Efígie apresenta, em seu estande na feira, ferramenta inédita para apoiar escolas na construção de estratégias globais alinhadas à inteligência artificial
A combinação entre inteligência artificial e internacionalização escolar começa a ocupar espaço estratégico no planejamento das instituições de ensino brasileiras. Na Bett Brasil 2026, a Efígie Academy apresenta uma proposta voltada a escolas que buscam integrar inovação tecnológica, currículo global e orientação acadêmica dentro de uma estratégia institucional mais ampla.
A participação da instituição acontece na área de expositores da feira e tem como foco mostrar como a internacionalização pode deixar de ser uma iniciativa isolada para assumir papel estruturante no projeto pedagógico das escolas. A proposta dialoga diretamente com as mudanças provocadas pela aceleração tecnológica e pelas novas dinâmicas globais que atravessam o setor educacional.

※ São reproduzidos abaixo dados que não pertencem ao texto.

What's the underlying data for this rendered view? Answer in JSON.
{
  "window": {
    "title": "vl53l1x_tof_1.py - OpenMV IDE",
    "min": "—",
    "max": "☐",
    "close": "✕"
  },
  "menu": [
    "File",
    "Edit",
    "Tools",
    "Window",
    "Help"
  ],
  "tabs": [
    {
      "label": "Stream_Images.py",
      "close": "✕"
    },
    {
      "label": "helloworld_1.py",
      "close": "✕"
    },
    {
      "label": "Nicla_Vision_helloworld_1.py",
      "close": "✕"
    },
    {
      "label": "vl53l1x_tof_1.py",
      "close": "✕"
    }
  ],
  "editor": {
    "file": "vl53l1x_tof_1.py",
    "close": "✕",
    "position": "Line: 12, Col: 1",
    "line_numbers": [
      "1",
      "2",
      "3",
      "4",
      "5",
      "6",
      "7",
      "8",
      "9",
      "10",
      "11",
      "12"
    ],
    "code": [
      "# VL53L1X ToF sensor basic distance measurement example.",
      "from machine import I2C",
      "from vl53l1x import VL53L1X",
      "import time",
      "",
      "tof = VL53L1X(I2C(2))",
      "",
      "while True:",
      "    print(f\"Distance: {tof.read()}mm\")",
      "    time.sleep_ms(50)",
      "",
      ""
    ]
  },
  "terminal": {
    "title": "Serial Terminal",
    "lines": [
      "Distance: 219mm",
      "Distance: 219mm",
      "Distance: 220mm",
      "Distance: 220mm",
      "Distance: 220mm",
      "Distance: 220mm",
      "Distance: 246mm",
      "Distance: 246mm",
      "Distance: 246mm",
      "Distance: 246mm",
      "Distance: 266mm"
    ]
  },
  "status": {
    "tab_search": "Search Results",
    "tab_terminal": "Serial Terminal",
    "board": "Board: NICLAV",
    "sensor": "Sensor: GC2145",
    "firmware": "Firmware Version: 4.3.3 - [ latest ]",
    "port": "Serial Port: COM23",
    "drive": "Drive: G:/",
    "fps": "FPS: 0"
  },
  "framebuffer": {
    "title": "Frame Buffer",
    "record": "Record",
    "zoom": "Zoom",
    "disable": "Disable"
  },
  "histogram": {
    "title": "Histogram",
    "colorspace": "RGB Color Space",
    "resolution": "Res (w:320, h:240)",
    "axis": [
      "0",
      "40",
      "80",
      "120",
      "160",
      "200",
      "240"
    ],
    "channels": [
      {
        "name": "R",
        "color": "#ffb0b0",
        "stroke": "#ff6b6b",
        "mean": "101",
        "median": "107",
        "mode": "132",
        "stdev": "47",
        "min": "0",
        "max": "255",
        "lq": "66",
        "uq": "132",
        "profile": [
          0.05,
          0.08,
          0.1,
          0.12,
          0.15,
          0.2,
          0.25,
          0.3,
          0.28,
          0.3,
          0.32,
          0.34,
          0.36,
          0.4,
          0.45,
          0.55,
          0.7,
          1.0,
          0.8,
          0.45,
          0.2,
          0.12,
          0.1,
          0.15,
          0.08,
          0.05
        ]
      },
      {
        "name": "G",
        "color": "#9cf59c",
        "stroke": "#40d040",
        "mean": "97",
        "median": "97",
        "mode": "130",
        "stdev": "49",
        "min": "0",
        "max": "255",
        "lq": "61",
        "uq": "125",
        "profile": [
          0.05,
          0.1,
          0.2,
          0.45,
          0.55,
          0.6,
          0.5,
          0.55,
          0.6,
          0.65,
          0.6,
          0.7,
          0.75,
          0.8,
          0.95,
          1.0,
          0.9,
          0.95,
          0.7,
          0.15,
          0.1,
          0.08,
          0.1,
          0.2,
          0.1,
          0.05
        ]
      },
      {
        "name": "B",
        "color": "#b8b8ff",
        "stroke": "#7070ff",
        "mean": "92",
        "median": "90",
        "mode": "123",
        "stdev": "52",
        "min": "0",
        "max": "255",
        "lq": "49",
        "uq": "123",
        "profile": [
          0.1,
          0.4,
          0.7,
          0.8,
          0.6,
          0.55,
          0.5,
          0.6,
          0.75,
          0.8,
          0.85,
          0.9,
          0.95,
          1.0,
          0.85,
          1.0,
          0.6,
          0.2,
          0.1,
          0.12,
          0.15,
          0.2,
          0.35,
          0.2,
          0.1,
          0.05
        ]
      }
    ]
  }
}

Segundo a Efígie, o desafio atual não se resume à adoção de plataformas digitais ou ferramentas de inteligência artificial. O movimento exige que as escolas revisitem sua própria missão diante de um cenário em que estudantes precisarão desenvolver competências ligadas à autonomia intelectual, pensamento crítico, consciência intercultural e capacidade de atuação em contextos complexos.
“A escola precisa compreender que internacionalização não é mais um projeto paralelo. Ela passa a funcionar como eixo organizador da formação dos estudantes em um mundo conectado e atravessado pela inteligência artificial”, afirmou Lara Crivelaro, CEO da Efígie.
A instituição defende que a escola contemporânea tende a assumir uma função ampliada, atuando não apenas na transmissão de conteúdos, mas também como mediadora de trajetórias formativas e orientadora de escolhas acadêmicas e profissionais. Nesse contexto, a internacionalização escolar aparece como ferramenta capaz de oferecer direção pedagógica às transformações tecnológicas em curso.
O movimento acompanha recomendações de organismos internacionais como Unesco, Organisation for Economic Co-operation and Development e World Economic Forum, que defendem a formação de estudantes preparados para atuar em sociedades cada vez mais interconectadas.
Ferramenta busca apoiar estratégia de internacionalização escolar
Entre os destaques levados pela Efígie à Bett Brasil está o Raio X da Internacionalização Escolar, ferramenta diagnóstica desenvolvida para ajudar escolas brasileiras a compreenderem seu estágio atual no processo de internacionalização.
O instrumento foi inspirado nas pesquisas apresentadas por Lara Crivelaro no livro “Internacionalização Escolar: Um Guia para Escolas Brasileiras” e permite avaliar diferentes dimensões institucionais, como currículo, cultura escolar, idiomas, estrutura organizacional, parcerias internacionais e orientação acadêmica.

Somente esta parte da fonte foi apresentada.